De todas as vezes, Brizé usa a intensidade de diálogos e planos (estarmos bem no meio, sem quase sabermos para onde virar a cabeça quando, muitas vezes, todos falam ao mesmo tempo, incomoda como se lá estivéssemos), num fôlego extenuante, de nos cortar a respiração (tirando pequenos apontamentos da banda sonora a marcar a separação de capítulos, não há momentos de alívio), onde vamos assistindo ao crescente desespero de uns e ao cinismo de outros, numa clara tomada de posição do realizador sobre algo que talvez as notícias filmadas e a imprensa escrita pintem de outra forma, e que nos faz repensar a sociedade em que vivemos, e as prioridades e verdadeiras motivações dos modelos económicos que as regem.

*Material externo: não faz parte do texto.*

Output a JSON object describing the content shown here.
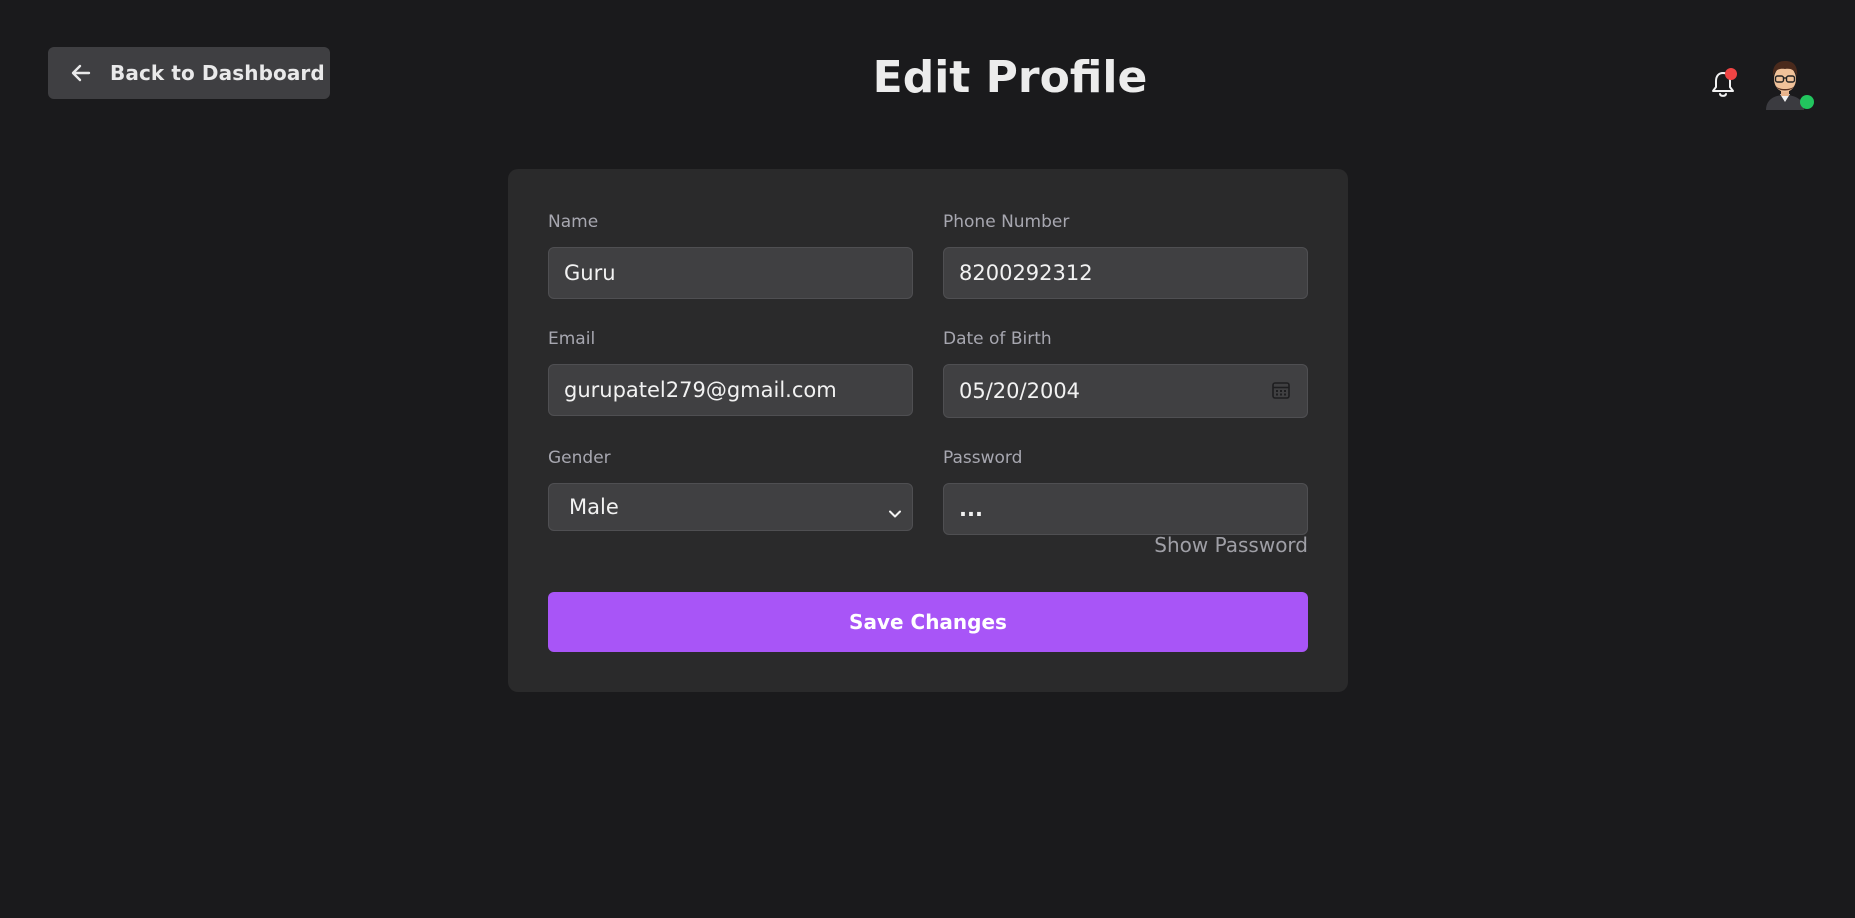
{
  "header": {
    "back_label": "Back to Dashboard",
    "title": "Edit Profile",
    "notification_icon": "bell-icon",
    "avatar_icon": "user-avatar-icon",
    "status_color": "#22c55e",
    "notification_dot_color": "#ef4444"
  },
  "form": {
    "name": {
      "label": "Name",
      "value": "Guru"
    },
    "phone": {
      "label": "Phone Number",
      "value": "8200292312"
    },
    "email": {
      "label": "Email",
      "value": "gurupatel279@gmail.com"
    },
    "dob": {
      "label": "Date of Birth",
      "value": "05/20/2004",
      "icon": "calendar-icon"
    },
    "gender": {
      "label": "Gender",
      "value": "Male",
      "icon": "chevron-down-icon"
    },
    "password": {
      "label": "Password",
      "value": "..."
    },
    "show_password_label": "Show Password",
    "save_label": "Save Changes"
  },
  "colors": {
    "background": "#1a1a1c",
    "card": "#2a2a2b",
    "accent": "#a855f7"
  }
}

Para além da mensagem, o que mais espanta em Em Guerra talvez seja o naturalismo de todas as interpretações, onde actores não profissionais (mas com experiência de vida nos papéis que assumem) secundam brilhantemente um Vincent Lindon que, como tem vindo a fazer, se assume como uma estrela discreta, um actor que se impõe pelo silêncio e diz essencialmente nas entrelinhas. Ninguém destoa num elenco que nos faz crer estarmos dentro de uma situação real (e realista), com a possibilidade de ir onde as câmaras da televisão não nos levam, e de compreender, o que os jornais não nos contam.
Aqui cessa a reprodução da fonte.